A Bela da Tarde (Belle de Jour, França/Itállia, 1967). Direção: Luis Buñuel. Rot. Adaptado: Luis Buñuel & Jean-Claude Carrière, a partir do romance homônimo de Joseph Kessel. Fotografia: Sacha Vierny. Montagem: Louisette Hautecoeur. Cenografia: Robert Clavel. Figurinos: Hélène Nourry. Com: Catherine Deneauve, Jean Sorel, Michel Piccoli, Geneviève Page, Pierre Clémenti, Françoise Fabian, Macha Méril, Muni, Maria Latour, Francisco Rabal, Georges Marchal, Francis Blanche, Iska Khan, Marcel Charvay.

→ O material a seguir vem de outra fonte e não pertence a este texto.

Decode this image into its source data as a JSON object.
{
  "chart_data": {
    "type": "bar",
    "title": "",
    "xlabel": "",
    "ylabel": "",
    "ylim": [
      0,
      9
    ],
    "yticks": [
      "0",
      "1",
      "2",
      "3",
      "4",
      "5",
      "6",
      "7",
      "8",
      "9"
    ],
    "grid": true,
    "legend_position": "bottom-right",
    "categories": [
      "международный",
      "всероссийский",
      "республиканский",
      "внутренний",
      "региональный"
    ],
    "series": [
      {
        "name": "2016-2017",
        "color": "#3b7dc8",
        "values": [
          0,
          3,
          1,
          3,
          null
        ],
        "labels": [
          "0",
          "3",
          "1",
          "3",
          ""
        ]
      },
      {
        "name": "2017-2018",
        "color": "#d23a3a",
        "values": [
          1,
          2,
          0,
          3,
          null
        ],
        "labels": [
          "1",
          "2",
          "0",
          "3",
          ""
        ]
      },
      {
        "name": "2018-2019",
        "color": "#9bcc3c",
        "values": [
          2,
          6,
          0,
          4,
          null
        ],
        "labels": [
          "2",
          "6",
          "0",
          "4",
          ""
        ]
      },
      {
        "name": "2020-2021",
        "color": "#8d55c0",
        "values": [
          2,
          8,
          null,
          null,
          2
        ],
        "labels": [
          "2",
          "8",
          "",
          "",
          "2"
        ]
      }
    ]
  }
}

Séverine (Deneauve), é uma dona de casa burguesa, que vive uma vida relativamente asséptica com o marido médico, Pierre (Sorel). Certo dia, uma amiga confidenciou que uma conhecida se tornara prostituta por vontade própria. O libertino amigo do casal, Henri Husson (PIccoli), conta-lhe como eram os prostíbulos quando os frequentava e lhe fala um endereço. Séverine vai ao mesmo e após vacilos, é recebida pela proprietária, Madame Anaïs (Page), que a acolhe entre entusiasmada e protetora, e a batiza como Bela da Tarde. Séverine afirma que somente pode ficar à tarde. Ela passa a trabalhar com as outras duas garotas, bastante colegas. Dentre as excentricidades de seus clientes, encontra-se um oriental (Khan), que possui uma fixação em uma caixinha que carrega consigo, um professor (Charvay) que odeia ser humilhado, ou o Duque (Marchal), que faz com que Séverine finja ser um cadáver em um caixão, com apenas um fino vestido transparente a cobrir sua nudez. Um dos clientes, o jovem e destemperado gangster Marcel (Clémenti) se torna obcecado por Séverine. Quem também retorna ao bordel, após muito tempo, é Henri, que se recusa a ficar com Séverine, devido o seu desejo por ela se encontrar associado ao recato de sua figura de mulher.  Através de seu parceiro, Marcel fica sabendo da moradia de Séverine e vai até lá para tentar chantageá-la a voltar a se relacionar com ela, mas Séverine resiste. Pouco depois ele atira contra Pierre e foge, sendo morto pela polícia. Sobrevivendo paralítico, Pierre e Séverine, recebem a visita de Henri, que se encontra disposto a contar toda a verdade a Pierre.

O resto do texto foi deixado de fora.